Ce bourg placé sur les confins du Languedoc et du comté de Foix eut à souffrir du différend qui s'éleva entre les comtes de Toulouse et de Foix au sujet de la possession de la nouvelle bastide. Il semble pourtant qu'elle fut attribuée à celui de Toulouse. Cette localité embrassa le parti de la ligue au 16e siècle et les habitants massacrèrent, en 1594, une compagnie de gens d'armes que le maréchal de Matignon y avait cantonnée.
L'église, édifiée à la fin du XIII siècle, était attenante à la partie septentrionale des remparts; on y accède aujourd'hui par une ruelle étroite, mal pavée, où quelques masures la dérobent complètement aux regards (1900). Elle a subi de profondes modifications dans le courant du XIXe siècle. Le chœur, la voûte et le clocher ont été refaits, les uns en 1840, l'autre en 1869. Le chevet a été économiquement reculé dans l'intérieur de la nef, de telle sorte que les proportions primitives ayant disparu, l'harmonie du vaisseau a été totalement rompue. Le côté droit, le plus ancien, renferme quatre chapelles inégales; celui de gauche a été remanié. Dans l'une des anciennes chapelles, est encore conservée une statue de la Vierge, en bois peint, du XVIIIe siècle, provenant de l'abbaye de Calers.

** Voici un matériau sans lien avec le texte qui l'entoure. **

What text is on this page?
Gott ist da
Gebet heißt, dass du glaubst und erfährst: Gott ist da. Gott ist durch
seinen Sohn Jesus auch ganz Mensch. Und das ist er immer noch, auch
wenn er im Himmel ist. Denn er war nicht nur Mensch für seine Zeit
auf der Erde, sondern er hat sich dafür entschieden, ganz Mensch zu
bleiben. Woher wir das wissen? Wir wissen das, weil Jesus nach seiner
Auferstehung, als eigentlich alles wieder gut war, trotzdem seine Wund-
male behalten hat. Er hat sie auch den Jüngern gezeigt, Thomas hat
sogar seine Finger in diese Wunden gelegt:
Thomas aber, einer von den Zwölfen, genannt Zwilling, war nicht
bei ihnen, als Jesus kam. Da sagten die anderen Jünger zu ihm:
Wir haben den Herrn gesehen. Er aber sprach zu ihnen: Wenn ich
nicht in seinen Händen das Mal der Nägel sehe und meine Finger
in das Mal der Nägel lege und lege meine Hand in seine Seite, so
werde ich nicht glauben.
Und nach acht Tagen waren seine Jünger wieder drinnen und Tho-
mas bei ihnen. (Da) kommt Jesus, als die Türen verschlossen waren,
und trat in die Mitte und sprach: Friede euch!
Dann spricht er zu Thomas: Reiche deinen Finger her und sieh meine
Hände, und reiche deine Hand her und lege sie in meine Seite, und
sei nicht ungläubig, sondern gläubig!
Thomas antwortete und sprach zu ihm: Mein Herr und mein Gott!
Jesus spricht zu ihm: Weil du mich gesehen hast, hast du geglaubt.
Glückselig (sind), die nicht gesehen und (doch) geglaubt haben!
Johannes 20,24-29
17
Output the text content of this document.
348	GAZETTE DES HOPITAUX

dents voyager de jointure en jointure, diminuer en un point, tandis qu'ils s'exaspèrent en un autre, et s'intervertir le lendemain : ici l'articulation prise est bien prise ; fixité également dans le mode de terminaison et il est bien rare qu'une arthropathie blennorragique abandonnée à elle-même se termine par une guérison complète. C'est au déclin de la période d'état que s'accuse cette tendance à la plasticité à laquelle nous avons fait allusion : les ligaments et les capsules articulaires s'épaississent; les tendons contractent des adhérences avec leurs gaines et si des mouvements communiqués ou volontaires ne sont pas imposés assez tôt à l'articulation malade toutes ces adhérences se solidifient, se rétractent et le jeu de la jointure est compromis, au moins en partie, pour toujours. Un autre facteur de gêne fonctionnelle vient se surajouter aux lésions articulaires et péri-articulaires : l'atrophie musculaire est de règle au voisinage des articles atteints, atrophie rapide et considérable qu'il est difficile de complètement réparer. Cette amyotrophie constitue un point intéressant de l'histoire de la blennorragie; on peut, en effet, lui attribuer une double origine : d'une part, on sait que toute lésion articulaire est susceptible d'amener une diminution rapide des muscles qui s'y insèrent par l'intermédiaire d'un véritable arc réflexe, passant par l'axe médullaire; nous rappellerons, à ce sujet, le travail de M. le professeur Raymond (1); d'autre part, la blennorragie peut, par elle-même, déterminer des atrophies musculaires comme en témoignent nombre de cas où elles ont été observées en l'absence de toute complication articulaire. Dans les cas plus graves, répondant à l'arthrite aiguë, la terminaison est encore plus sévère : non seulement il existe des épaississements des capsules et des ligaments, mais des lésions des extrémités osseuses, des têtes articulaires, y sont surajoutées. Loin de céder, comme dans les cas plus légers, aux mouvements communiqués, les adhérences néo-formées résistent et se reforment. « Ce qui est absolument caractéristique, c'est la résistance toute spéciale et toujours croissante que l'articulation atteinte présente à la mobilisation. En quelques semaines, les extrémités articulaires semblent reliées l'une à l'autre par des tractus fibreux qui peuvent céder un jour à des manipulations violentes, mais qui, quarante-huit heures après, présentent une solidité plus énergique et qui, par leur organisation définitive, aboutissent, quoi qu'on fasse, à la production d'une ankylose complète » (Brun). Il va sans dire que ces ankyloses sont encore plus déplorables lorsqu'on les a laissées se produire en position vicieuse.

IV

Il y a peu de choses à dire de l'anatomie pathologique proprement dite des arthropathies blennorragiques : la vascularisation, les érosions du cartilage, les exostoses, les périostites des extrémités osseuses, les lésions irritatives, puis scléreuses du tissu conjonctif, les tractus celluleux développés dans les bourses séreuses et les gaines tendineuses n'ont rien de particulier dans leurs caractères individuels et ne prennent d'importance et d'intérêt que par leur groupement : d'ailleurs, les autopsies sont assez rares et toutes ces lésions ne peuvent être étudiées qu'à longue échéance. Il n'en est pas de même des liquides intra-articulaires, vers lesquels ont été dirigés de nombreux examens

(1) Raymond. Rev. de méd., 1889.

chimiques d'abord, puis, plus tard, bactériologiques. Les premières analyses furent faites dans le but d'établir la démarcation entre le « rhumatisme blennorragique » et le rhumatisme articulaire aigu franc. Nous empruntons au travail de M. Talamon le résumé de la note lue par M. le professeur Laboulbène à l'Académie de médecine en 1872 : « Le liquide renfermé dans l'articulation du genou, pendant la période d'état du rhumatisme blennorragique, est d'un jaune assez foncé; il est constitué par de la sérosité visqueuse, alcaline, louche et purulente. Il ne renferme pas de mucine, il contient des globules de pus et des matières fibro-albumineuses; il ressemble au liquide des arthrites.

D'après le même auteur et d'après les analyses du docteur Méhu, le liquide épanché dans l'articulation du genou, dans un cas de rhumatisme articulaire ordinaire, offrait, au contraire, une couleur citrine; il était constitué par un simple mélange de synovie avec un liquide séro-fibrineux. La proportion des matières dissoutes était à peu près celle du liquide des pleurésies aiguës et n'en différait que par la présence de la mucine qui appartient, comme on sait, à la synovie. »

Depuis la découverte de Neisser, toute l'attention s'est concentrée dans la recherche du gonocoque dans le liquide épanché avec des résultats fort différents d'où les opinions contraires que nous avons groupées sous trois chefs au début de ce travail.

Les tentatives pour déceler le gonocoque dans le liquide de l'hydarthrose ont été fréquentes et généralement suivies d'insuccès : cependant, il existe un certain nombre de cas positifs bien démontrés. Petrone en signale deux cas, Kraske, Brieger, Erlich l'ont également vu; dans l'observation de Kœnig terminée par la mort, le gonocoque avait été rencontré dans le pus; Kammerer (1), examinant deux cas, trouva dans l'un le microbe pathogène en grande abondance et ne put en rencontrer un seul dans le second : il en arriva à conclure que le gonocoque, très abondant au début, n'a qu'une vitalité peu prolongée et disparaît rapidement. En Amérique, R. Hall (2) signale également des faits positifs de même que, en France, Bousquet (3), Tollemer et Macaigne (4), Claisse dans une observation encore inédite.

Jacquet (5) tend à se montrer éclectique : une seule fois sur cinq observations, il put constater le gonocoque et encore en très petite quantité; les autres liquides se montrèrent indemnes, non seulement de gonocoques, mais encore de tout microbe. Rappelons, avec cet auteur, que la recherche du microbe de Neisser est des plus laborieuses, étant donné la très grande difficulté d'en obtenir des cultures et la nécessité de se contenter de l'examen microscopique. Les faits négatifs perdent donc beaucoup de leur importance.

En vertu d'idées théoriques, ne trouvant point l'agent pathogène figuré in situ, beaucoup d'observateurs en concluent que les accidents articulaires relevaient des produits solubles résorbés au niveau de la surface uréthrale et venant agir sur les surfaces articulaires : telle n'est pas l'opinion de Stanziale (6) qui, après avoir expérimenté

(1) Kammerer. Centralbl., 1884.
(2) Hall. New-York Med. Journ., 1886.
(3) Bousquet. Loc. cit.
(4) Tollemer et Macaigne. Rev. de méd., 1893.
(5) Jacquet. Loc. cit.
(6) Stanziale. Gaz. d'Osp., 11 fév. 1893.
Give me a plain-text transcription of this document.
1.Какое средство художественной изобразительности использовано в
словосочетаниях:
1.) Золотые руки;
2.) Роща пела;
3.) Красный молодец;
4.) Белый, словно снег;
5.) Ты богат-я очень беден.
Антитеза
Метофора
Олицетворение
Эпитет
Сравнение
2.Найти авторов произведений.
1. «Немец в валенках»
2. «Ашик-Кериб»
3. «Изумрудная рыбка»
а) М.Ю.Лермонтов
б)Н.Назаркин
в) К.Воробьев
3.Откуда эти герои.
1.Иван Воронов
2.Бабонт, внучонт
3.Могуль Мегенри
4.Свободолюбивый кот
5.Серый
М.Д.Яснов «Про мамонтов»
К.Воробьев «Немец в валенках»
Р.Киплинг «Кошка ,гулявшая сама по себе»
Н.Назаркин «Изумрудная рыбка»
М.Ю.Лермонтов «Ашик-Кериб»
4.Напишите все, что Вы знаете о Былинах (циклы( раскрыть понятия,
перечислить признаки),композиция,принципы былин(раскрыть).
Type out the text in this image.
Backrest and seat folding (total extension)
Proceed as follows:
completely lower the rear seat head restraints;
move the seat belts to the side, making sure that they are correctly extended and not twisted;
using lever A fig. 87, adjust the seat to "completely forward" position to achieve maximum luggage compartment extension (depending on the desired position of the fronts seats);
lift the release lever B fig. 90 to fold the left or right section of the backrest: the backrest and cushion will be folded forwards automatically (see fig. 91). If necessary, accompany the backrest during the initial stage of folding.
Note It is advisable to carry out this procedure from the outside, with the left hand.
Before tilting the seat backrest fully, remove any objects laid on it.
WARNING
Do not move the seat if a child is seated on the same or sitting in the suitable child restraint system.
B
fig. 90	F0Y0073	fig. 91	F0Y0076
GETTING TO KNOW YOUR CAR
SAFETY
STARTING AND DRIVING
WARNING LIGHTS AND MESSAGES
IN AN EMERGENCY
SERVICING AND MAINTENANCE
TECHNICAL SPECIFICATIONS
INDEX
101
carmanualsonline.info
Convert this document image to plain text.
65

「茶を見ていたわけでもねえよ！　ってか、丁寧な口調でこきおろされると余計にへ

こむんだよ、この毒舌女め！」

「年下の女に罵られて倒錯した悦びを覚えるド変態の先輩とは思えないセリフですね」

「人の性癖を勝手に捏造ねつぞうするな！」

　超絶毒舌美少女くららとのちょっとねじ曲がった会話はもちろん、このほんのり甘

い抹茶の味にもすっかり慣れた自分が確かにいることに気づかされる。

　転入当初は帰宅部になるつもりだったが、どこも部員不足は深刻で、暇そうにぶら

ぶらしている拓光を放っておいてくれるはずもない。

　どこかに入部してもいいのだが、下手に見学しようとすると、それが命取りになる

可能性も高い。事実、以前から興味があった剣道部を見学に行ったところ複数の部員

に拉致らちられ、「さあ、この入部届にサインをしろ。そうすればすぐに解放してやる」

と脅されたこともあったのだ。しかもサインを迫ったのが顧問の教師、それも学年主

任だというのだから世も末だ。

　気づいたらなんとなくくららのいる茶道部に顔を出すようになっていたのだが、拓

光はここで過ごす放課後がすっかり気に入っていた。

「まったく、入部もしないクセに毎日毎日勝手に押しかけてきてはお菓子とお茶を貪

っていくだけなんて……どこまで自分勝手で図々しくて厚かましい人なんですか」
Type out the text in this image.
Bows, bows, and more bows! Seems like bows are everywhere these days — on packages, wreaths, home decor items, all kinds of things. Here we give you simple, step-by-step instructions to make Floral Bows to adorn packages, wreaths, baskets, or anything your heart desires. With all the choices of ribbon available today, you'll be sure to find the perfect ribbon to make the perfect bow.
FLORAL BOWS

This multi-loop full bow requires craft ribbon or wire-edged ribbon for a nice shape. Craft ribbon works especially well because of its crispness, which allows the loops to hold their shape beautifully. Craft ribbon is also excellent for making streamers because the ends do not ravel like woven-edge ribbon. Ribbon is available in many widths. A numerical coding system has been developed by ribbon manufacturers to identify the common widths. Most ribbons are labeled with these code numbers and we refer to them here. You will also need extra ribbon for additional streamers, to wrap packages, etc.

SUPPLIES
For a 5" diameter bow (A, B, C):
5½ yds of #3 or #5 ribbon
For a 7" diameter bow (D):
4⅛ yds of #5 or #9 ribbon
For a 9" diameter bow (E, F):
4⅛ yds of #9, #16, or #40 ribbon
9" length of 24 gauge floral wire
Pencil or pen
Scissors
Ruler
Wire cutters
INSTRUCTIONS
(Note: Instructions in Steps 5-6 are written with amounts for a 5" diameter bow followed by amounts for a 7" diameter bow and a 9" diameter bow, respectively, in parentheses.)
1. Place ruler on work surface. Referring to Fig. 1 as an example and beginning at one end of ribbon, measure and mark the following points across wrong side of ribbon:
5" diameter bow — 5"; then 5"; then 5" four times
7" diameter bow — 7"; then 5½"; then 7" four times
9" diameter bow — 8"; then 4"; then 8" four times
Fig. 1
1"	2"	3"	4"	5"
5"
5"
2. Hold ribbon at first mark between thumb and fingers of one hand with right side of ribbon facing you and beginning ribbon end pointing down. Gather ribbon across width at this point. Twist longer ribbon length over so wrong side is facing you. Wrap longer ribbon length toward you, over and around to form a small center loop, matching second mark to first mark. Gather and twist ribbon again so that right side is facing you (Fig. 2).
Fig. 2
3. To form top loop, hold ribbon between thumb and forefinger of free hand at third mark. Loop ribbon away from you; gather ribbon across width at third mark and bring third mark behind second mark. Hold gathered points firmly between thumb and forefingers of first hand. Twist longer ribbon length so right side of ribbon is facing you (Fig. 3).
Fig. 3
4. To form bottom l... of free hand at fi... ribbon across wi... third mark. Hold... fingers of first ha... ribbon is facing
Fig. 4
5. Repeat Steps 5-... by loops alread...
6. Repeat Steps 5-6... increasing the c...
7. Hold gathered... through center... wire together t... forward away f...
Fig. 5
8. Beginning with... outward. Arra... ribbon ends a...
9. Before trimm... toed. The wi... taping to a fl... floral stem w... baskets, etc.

L'église ne diffère, d'ailleurs, en rien du type de la majeure partie des édifices religieux de la région que A. de Caumont attribue à la fin du XVè siècle et qu'il convient de placer certainement à une époque plus récente. Le clocher-arcade en briques, refait, affirme-t-on, sur le plan primitif, devait être aménagé pour la défense; il mesure 2m80 d'épaisseur. C'est en 1868-1869 que cette restauration eut lieu, et on en profita pour badigeonner au plâtre les moulures du portail. Il faut avouer, cependant, que cette profanation a été faite d'une façon relativement intelligente, mais la belle patine de la pierre a disparu.
Le portail s'ouvre dans une façade de pierre qui est, en quelque sorte, enchâssée dans la maçonnerie du clocher. Une corniche horizontale couronne cette façade; elle est soutenue par dix modillons représentant des têtes de moines, de monstres grimaçants., de taureau, de singe, de bélier; enfin, un oiseau de proie surmonté d'une fleur de lis. Selon toute vraisemblance, l'artiste a voulu reproduire les armoiries de la nouvelle bastide qui sont: d'azur au coq d'argent, becqué et membré d'or, surmonté d'une fleur de lis de même.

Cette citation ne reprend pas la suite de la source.